Bo Bo’s arrest, however, poses a new test for the populist theories of people like Trump advisor Peter Navarro and his unexpected tariff-loving followers in the Biden Administration who think a trade gap is a trade gouge. Just last week Biden’s Deputy U.S. Trade Representative Dennis Shea excoriated the European Union for inflicting a $178 billion goods trade deficit on the United States.

People like Shea and Navarrro might even understand the indignation of Myanmar’s patriotic generals at the globalist excesses of the Suu Kyi’s Administration. 

Just joking, but the American mainstream media increasingly imply that democracy goes too far when it sells out a society and its jobs to globalist foreigners.

Like Myanmar’s generals, they all agree that trade and jobs represent a zero-sum game and a trade gap is a national loss.

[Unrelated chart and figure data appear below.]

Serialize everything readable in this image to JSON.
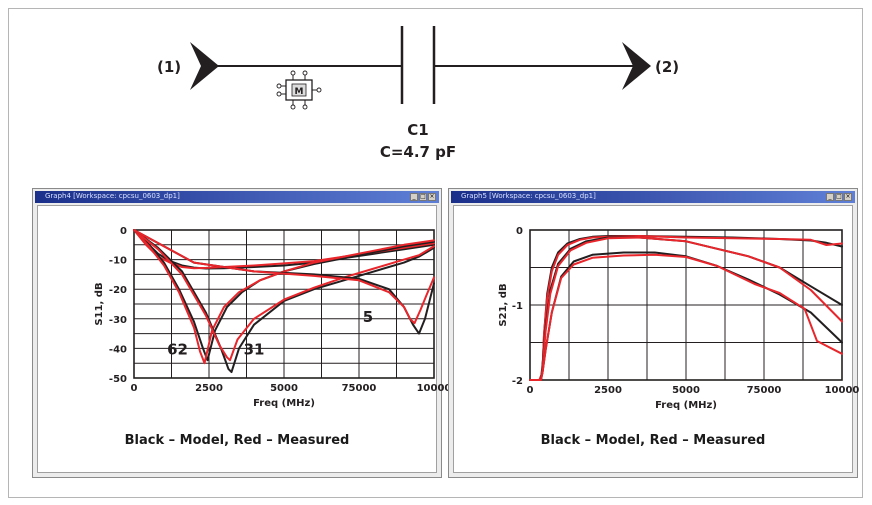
{
  "schematic": {
    "port1_label": "(1)",
    "port2_label": "(2)",
    "component_ref": "C1",
    "component_value": "C=4.7 pF",
    "model_icon_letter": "M"
  },
  "windows": [
    {
      "title": "Graph4 [Workspace: cpcsu_0603_dp1]",
      "controls": [
        "_",
        "□",
        "×"
      ]
    },
    {
      "title": "Graph5 [Workspace: cpcsu_0603_dp1]",
      "controls": [
        "_",
        "□",
        "×"
      ]
    }
  ],
  "chart_data": [
    {
      "type": "line",
      "xlabel": "Freq (MHz)",
      "ylabel": "S11, dB",
      "xticks": [
        "0",
        "2500",
        "5000",
        "75000",
        "10000"
      ],
      "yticks": [
        "0",
        "-10",
        "-20",
        "-30",
        "-40",
        "-50"
      ],
      "xlim": [
        0,
        10000
      ],
      "ylim": [
        -50,
        0
      ],
      "grid": true,
      "caption": "Black – Model, Red – Measured",
      "annotations": [
        {
          "text": "62",
          "x": 1450,
          "y": -42
        },
        {
          "text": "31",
          "x": 4000,
          "y": -42
        },
        {
          "text": "5",
          "x": 7800,
          "y": -31
        }
      ],
      "series": [
        {
          "color": "#231f20",
          "x": [
            0,
            400,
            800,
            1200,
            1600,
            2000,
            2400,
            3000,
            4000,
            5000,
            6000,
            7000,
            8000,
            9000,
            10000
          ],
          "values": [
            0,
            -4,
            -8,
            -10.5,
            -12,
            -12.7,
            -13,
            -12.9,
            -12.5,
            -12,
            -11,
            -9.5,
            -8,
            -6.5,
            -5
          ]
        },
        {
          "color": "#e8262b",
          "x": [
            0,
            400,
            800,
            1200,
            1600,
            2000,
            2400,
            3000,
            4000,
            5000,
            6000,
            7000,
            8000,
            9000,
            10000
          ],
          "values": [
            0,
            -5,
            -9,
            -11,
            -12.5,
            -12.9,
            -12.8,
            -12.5,
            -12,
            -11.3,
            -10.5,
            -9,
            -7.5,
            -6,
            -4.5
          ]
        },
        {
          "color": "#231f20",
          "x": [
            0,
            500,
            1000,
            1500,
            2000,
            2300,
            2450,
            2700,
            3100,
            3600,
            4200,
            5000,
            6000,
            7000,
            8000,
            9000,
            10000
          ],
          "values": [
            0,
            -5,
            -11,
            -20,
            -31,
            -40,
            -44,
            -34,
            -26,
            -21,
            -17,
            -14,
            -11.5,
            -9.5,
            -7.5,
            -5.5,
            -4
          ]
        },
        {
          "color": "#e8262b",
          "x": [
            0,
            500,
            1000,
            1500,
            2000,
            2200,
            2350,
            2600,
            3000,
            3500,
            4200,
            5000,
            6000,
            7000,
            8000,
            9000,
            10000
          ],
          "values": [
            0,
            -5.5,
            -12,
            -21,
            -33,
            -41,
            -45,
            -34,
            -26,
            -21,
            -17,
            -14,
            -11,
            -9,
            -7,
            -5,
            -3.5
          ]
        },
        {
          "color": "#231f20",
          "x": [
            0,
            800,
            1600,
            2400,
            2900,
            3150,
            3250,
            3500,
            4000,
            5000,
            6000,
            7000,
            8000,
            9000,
            9500,
            9750,
            10000
          ],
          "values": [
            0,
            -6,
            -14,
            -28,
            -40,
            -47,
            -48,
            -40,
            -32,
            -24,
            -20,
            -17,
            -14,
            -11,
            -9,
            -7.5,
            -6
          ]
        },
        {
          "color": "#e8262b",
          "x": [
            0,
            800,
            1600,
            2400,
            2850,
            3100,
            3200,
            3450,
            4000,
            5000,
            6000,
            7000,
            8000,
            9000,
            9500,
            9750,
            10000
          ],
          "values": [
            0,
            -6.5,
            -15,
            -29,
            -39,
            -43,
            -44,
            -37,
            -30,
            -23.5,
            -19.5,
            -16,
            -13,
            -10,
            -8.5,
            -7,
            -5.5
          ]
        },
        {
          "color": "#231f20",
          "x": [
            0,
            2000,
            4000,
            6000,
            7500,
            8500,
            9000,
            9300,
            9500,
            9700,
            9850,
            10000
          ],
          "values": [
            0,
            -11,
            -14,
            -15,
            -16.5,
            -20,
            -26,
            -32,
            -35,
            -30,
            -24,
            -18
          ]
        },
        {
          "color": "#e8262b",
          "x": [
            0,
            2000,
            4000,
            6000,
            7500,
            8500,
            9000,
            9200,
            9350,
            9550,
            9750,
            10000
          ],
          "values": [
            0,
            -11,
            -14,
            -15.5,
            -17,
            -21,
            -26,
            -30,
            -31.5,
            -27,
            -22,
            -16
          ]
        }
      ]
    },
    {
      "type": "line",
      "xlabel": "Freq (MHz)",
      "ylabel": "S21, dB",
      "xticks": [
        "0",
        "2500",
        "5000",
        "75000",
        "10000"
      ],
      "yticks": [
        "0",
        "-1",
        "-2"
      ],
      "xlim": [
        0,
        10000
      ],
      "ylim": [
        -2,
        0
      ],
      "grid": true,
      "caption": "Black – Model, Red – Measured",
      "series": [
        {
          "color": "#231f20",
          "x": [
            0,
            300,
            400,
            450,
            550,
            700,
            900,
            1200,
            1600,
            2000,
            2500,
            3500,
            5000,
            6500,
            8000,
            9000,
            9500,
            10000
          ],
          "values": [
            -2,
            -2,
            -1.9,
            -1.4,
            -0.85,
            -0.5,
            -0.3,
            -0.18,
            -0.12,
            -0.09,
            -0.08,
            -0.08,
            -0.09,
            -0.1,
            -0.12,
            -0.14,
            -0.17,
            -0.22
          ]
        },
        {
          "color": "#e8262b",
          "x": [
            0,
            300,
            400,
            450,
            550,
            700,
            900,
            1200,
            1600,
            2000,
            2500,
            3500,
            5000,
            6500,
            8000,
            9000,
            9500,
            10000
          ],
          "values": [
            -2,
            -2,
            -1.9,
            -1.4,
            -0.9,
            -0.55,
            -0.33,
            -0.2,
            -0.13,
            -0.1,
            -0.09,
            -0.08,
            -0.1,
            -0.11,
            -0.12,
            -0.13,
            -0.2,
            -0.18
          ]
        },
        {
          "color": "#231f20",
          "x": [
            0,
            350,
            400,
            500,
            650,
            900,
            1300,
            1800,
            2500,
            3500,
            5000,
            6000,
            7000,
            8000,
            9000,
            10000
          ],
          "values": [
            -2,
            -2,
            -1.8,
            -1.3,
            -0.8,
            -0.45,
            -0.25,
            -0.15,
            -0.1,
            -0.1,
            -0.15,
            -0.25,
            -0.35,
            -0.5,
            -0.75,
            -1.0
          ]
        },
        {
          "color": "#e8262b",
          "x": [
            0,
            350,
            400,
            500,
            650,
            900,
            1300,
            1800,
            2500,
            3500,
            5000,
            6000,
            7000,
            8000,
            9000,
            10000
          ],
          "values": [
            -2,
            -2,
            -1.85,
            -1.35,
            -0.85,
            -0.48,
            -0.27,
            -0.17,
            -0.11,
            -0.1,
            -0.15,
            -0.25,
            -0.35,
            -0.5,
            -0.8,
            -1.22
          ]
        },
        {
          "color": "#231f20",
          "x": [
            0,
            350,
            400,
            500,
            700,
            1000,
            1400,
            2000,
            3000,
            4000,
            5000,
            6000,
            7000,
            8000,
            9000,
            10000
          ],
          "values": [
            -2,
            -2,
            -1.9,
            -1.6,
            -1.1,
            -0.62,
            -0.42,
            -0.33,
            -0.3,
            -0.3,
            -0.35,
            -0.48,
            -0.66,
            -0.86,
            -1.1,
            -1.5
          ]
        },
        {
          "color": "#e8262b",
          "x": [
            0,
            350,
            400,
            500,
            700,
            1000,
            1400,
            2000,
            3000,
            4000,
            5000,
            6000,
            6600,
            7200,
            8000,
            8800,
            9200,
            10000
          ],
          "values": [
            -2,
            -2,
            -1.9,
            -1.6,
            -1.1,
            -0.64,
            -0.46,
            -0.37,
            -0.34,
            -0.33,
            -0.36,
            -0.48,
            -0.6,
            -0.72,
            -0.84,
            -1.05,
            -1.48,
            -1.65
          ]
        }
      ]
    }
  ]
}
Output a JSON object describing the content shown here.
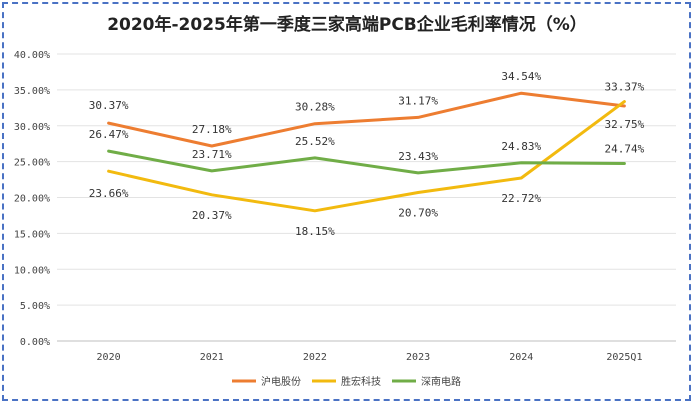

Foreigners who sell you goods at cheaper prices are taking your jobs. 

For decades after World War II, Myanmar, nee Burma, thrived as one of the world’s most isolated economies. An emerald land, it became a triumphant precursor and example of the possible promise for America of a “green new deal.” 

With 53 million people and among the world’s richest trove of natural resources, replete with oil, natural gas, timber, and rubies, it became famous for keeping them all in the ground. There they remained safe from foreign depredations and safe for the world’s environment. Emissions of CO2 or other “pollutant chemicals” were blissfully undetectable. Myanmar posed little or no threat to the global climate.

The chief renown of the country was the unfathomable geography of Rudyard Kipling’s on “the road to Mandalay, where the flying fishes play, and the dawn comes up like thunder out of China ‘cross the Bay.’” 

Then the glamourous Suu Kyi took over in 2015 under her National League for Democracy. Although she relinquished defense, homeland security, and 25 percent of parliamentary seats to the military, she retained control of banking and economic policy. 

She called in Bo Bo and globalism held sway. Her regime allowed the licensure of 17 foreign banks in the country, a 33 per cent surge of $5.5 billion in foreign direct investment, and a fivefold increase in Myanmar GDP. The U.S. trade gap with Myanmar rose to $474 million in 2020. 

Shrewd minds in Washington took notice and alarm. Bo Bo was becoming a menace to American jobs! 

Just kidding. Circular firing squads are no fun, whether in Myanmar or in the U.S.

As my “Man on the Margin” Mike Kendall writes:

“If an individual desires to trade a unique product that is self-funded, sweated over, and brought to creation, for another product anywhere in the world, why should that trade be prevented? 

“What is the advantage in having the terms of that trade made uneconomical by onerous, arbitrary tariffs enacted for the benefit of perceived national policy?  How does an individual, a potential trade partner, or an economy as a whole benefit?”

“The collection of individuals comprise a nation’s economy.  Henry Hazlitt wrote in Economics in One Lesson that ‘What is harmful or disastrous to an individual must be equally harmful or disastrous to the collection of individuals that make up a nation.’”

Free Bo Bo! Free the world economy from zero sum generalists.